United-Continental Revs to Rise - Analyst Blog

United Continental Holdings Inc. (UAL), the holding company for both United Airlines and Continental Airlines, said that it expects unit revenue or passenger revenue per available seat mile to rise 9.75% to 10.75% in the fourth quarter of 2010.

Consolidated capacity or available seat mile is expected to increase by 4.2% and 1.1% in the fourth quarter and full-year 2010, respectively. Consolidated unit cost or cost per available seat mile, excluding fuel and special items, is estimated to rise in the range of 2.25% to 2.75%. The company also expects to exit the year with $8.6 billion to $8.7 billion in cash and short-term investments.

United Continental is expected to cut capacity in cities such as Chicago and Denver in 2011. The company's capacity in the U.S. will likely decline 1.9% in the first quarter while the other airlines in the U.S. will collectively boost capacity about 2%.

United Continental continues to expand its network. In order to optimize the combined route network of United Airlines and Continental Airlines, the company plans to launch its services on several new nonstop routes in 2011.

Most airlines are benefiting from the rebound in traffic as well as high fares. A week ago, the second largest airline, Delta Airlines (DAL">DAL), in the U.S., announced that it expects an operating margin of 6% to 7% for the fourth quarter of 2010, compared with its prior outlook of 6% to 8%. The company expects that the next concluding quarter will be profitable as softness in Trans-Atlantic ticket prices was offset by stronger growth in Delta's domestic business.

Like the other airlines in the country, United is also committed to continuously improve costs, revenues and operations to sustain and enhance a competitive margin.
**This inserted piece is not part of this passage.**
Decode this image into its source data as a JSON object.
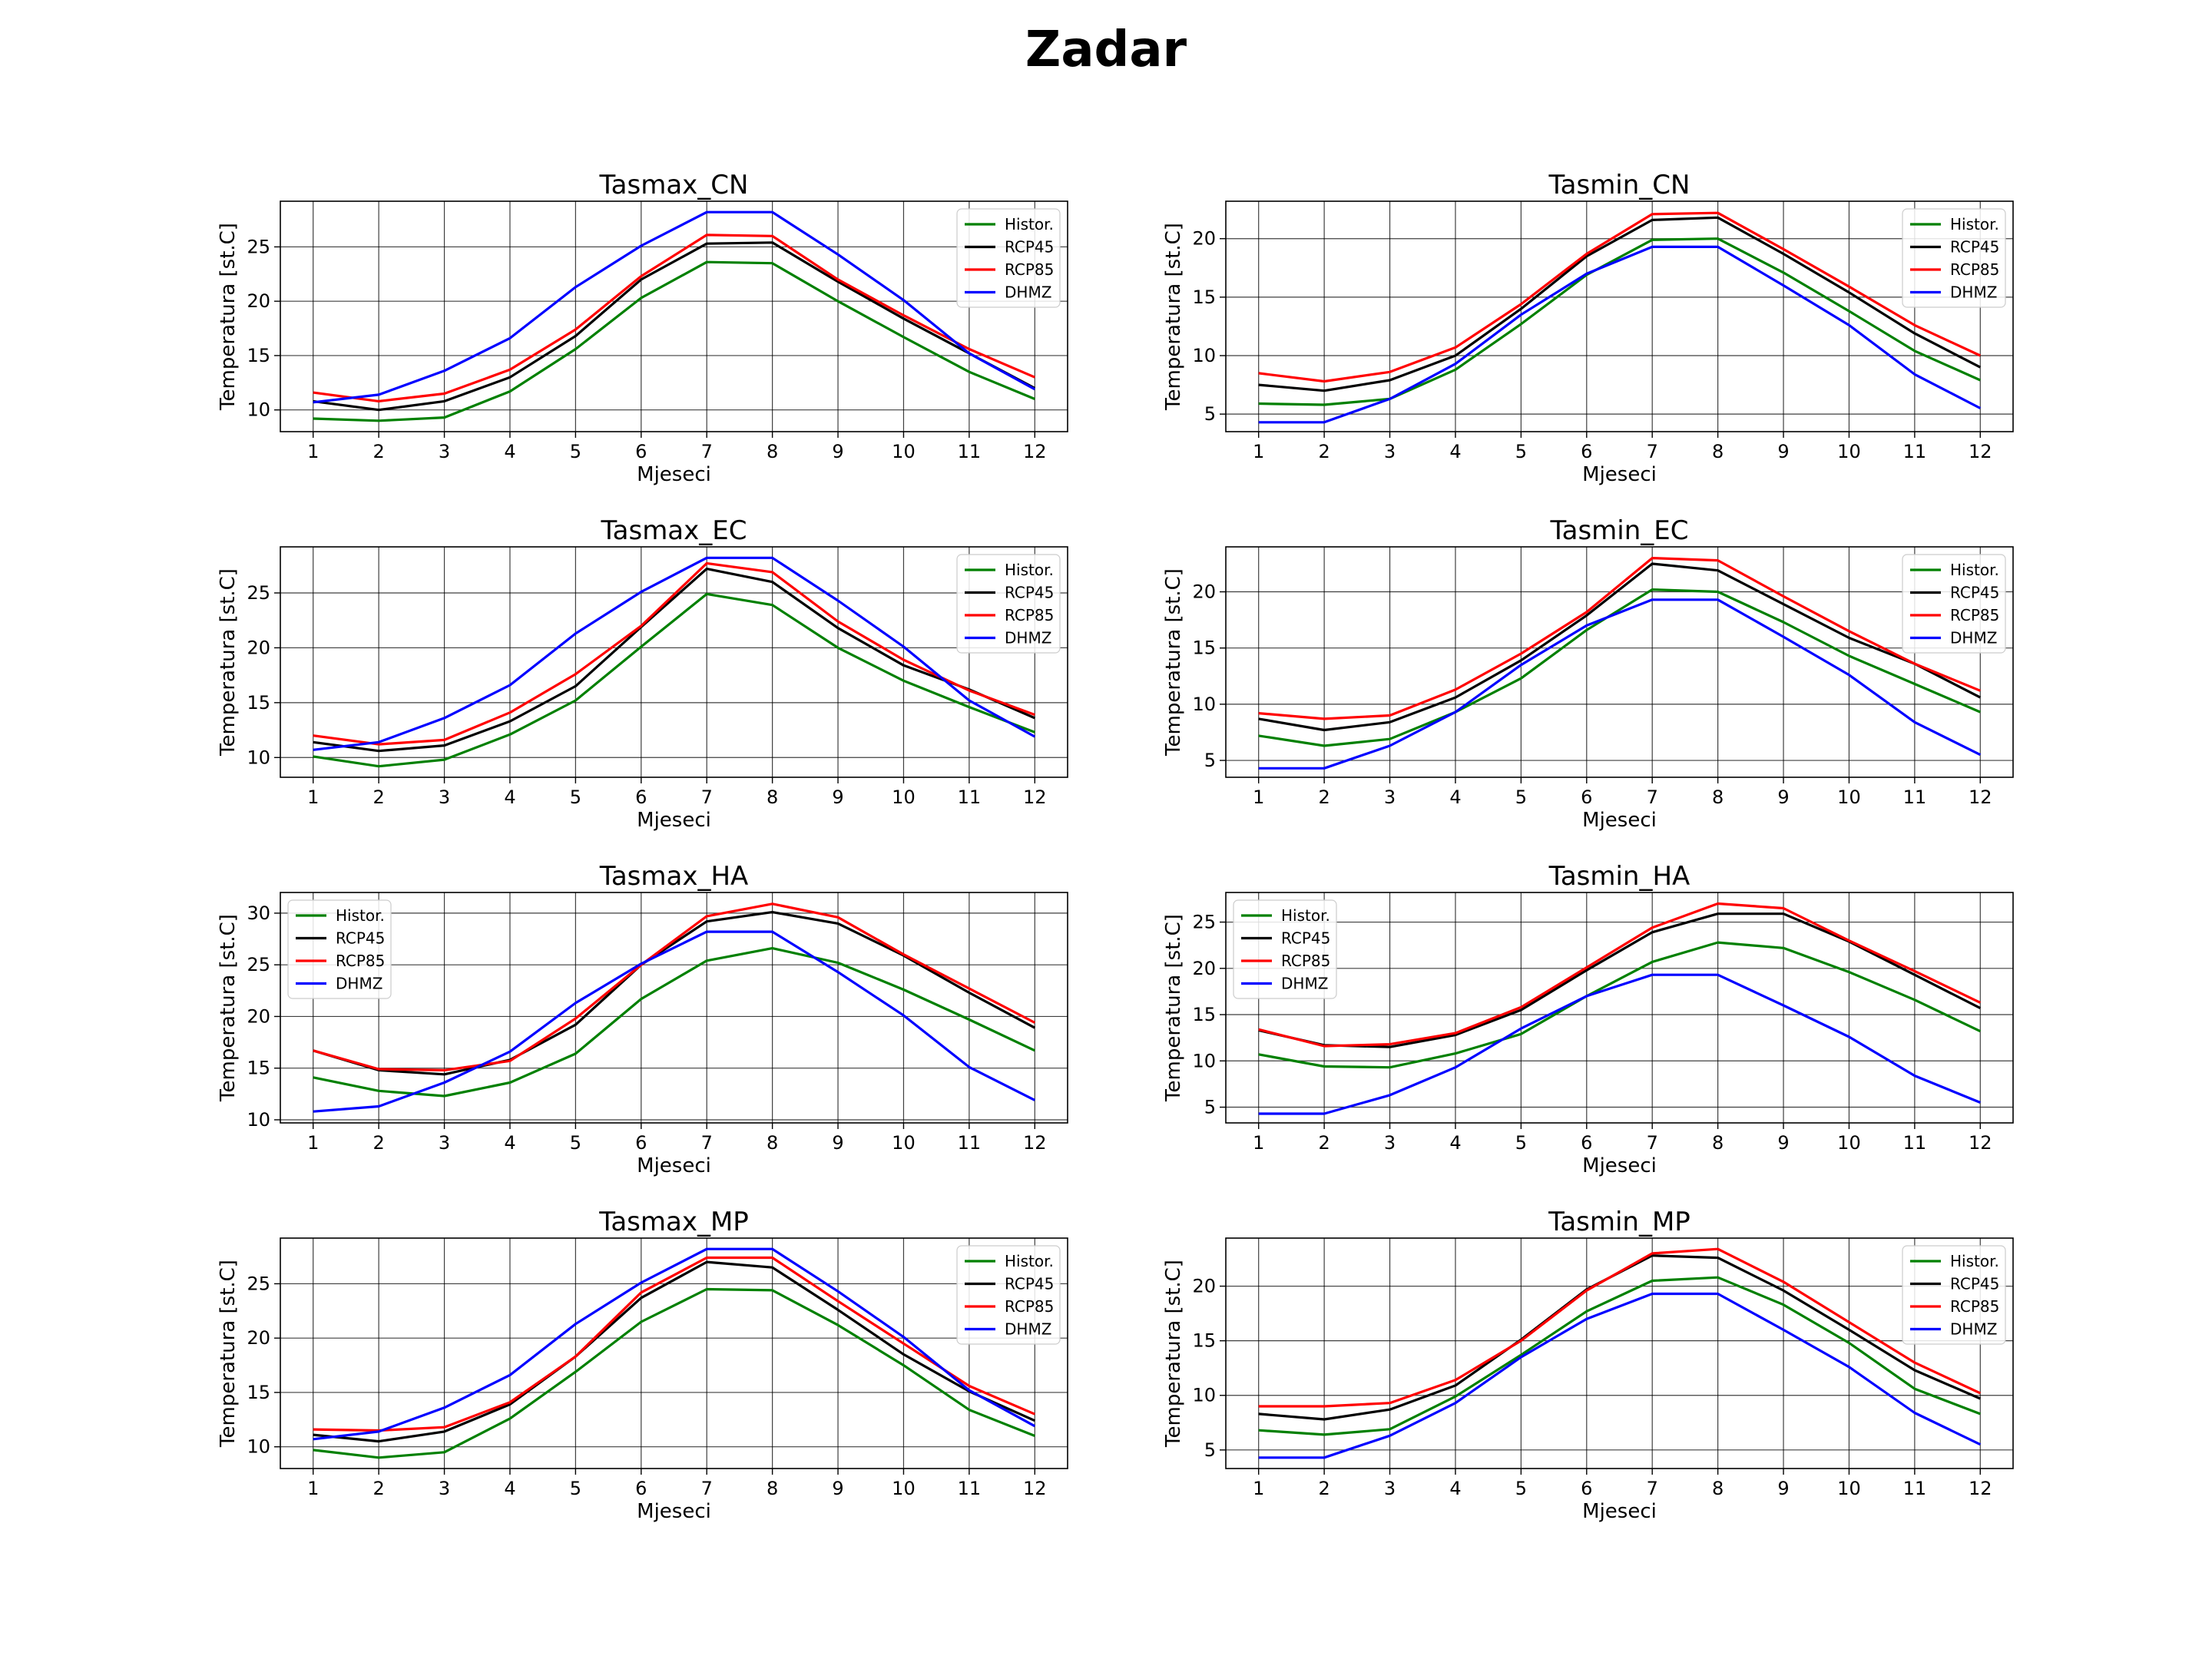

The company is benefiting from industry consolidation as well as improved economic conditions, including an increase in business travel and premium service demand.

In addition, United Continental is expected to generate net annual synergies of $1 to $1.2 billion by 2013, with $800 to $900 million in additional revenue and $200 to $300 million in cost savings.

Further, we expect United Continental to constantly perform better than its peers based on its high exposure to business travel, capacity cuts, industry leading unit revenue growth, solid on-time performance, strong execution, competitive costs, and strengthening of fleet and networks. However, we remain on the sidelines due to high unionization, time-taking integration process and competitive threats.

We are currently maintaining our Neutral recommendation on United Continental, supported by the Zacks #3 Rank (Hold).